Mme de Sévigné respecte donc bien les conventions de la tragédie.  L’épanorthose (L17-19) « non pas à la table du roi, mais aux vingt-cinquièmes , lui revenait toujours à la tête » est encore un commentaire de l’épistolière qui met l’emphase sur la deuxième partie de la phrase.

Vatel s’inquiète de ses honneurs alors qu’il ne s’agit même pas du roi mais de simples personnes pas entièrement nobles.

De plus l’adverbe « toujours » indique la constance de la « maladie » de Vatel.
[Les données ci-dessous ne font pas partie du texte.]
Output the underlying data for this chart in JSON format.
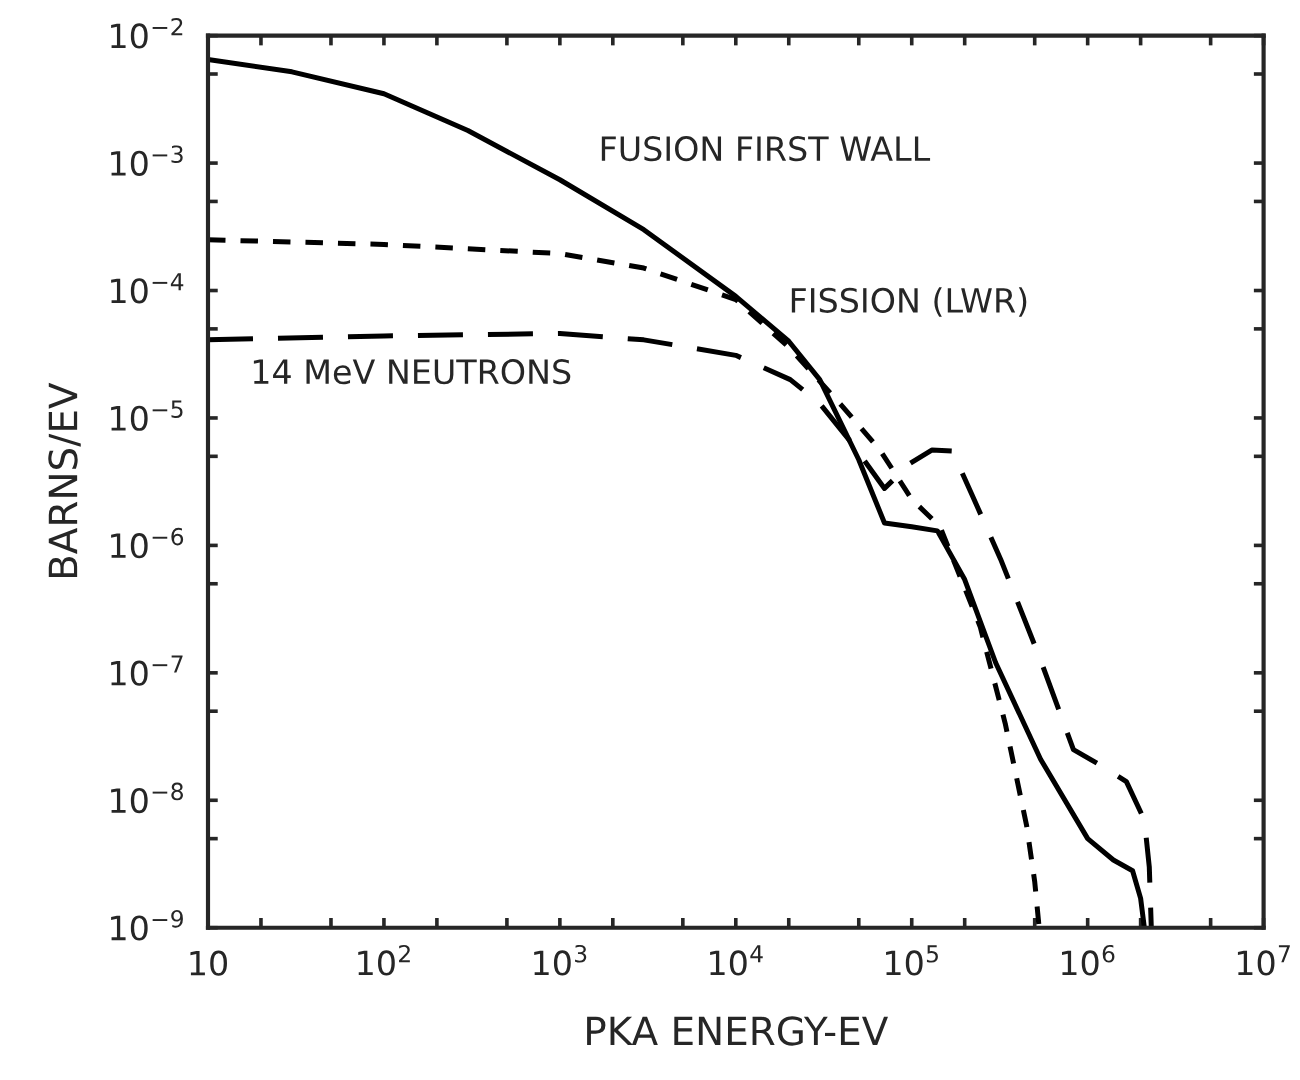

Dans le récit tout monte en lui, c’est une fièvre qui ne peut calmer.  Le discours direct de Monsieur Le Prince ainsi que la comparaison ( L21 -22) « Vatel, tout va bien ; rien n’était si beau que le souper du roi » permet de donner un point de vue extérieure et donc de savoir que c’est Vatel qui panique pour quelque chose qui n’en vaut pas la peine.

Il y a donc une teinte de ridicule qui montre une marque de la présence de la narratrice.  Cette fois-ci l’épistolière intègre dans l’intrigue un dialogue entre Monsieur le Prince et Vatel rendant le récit réaliste (L23-26) « Monseigneur, votre bonté m’achève ».

Vatel utilise encore un vocabulaire guerrier qui annonce une fin tragique .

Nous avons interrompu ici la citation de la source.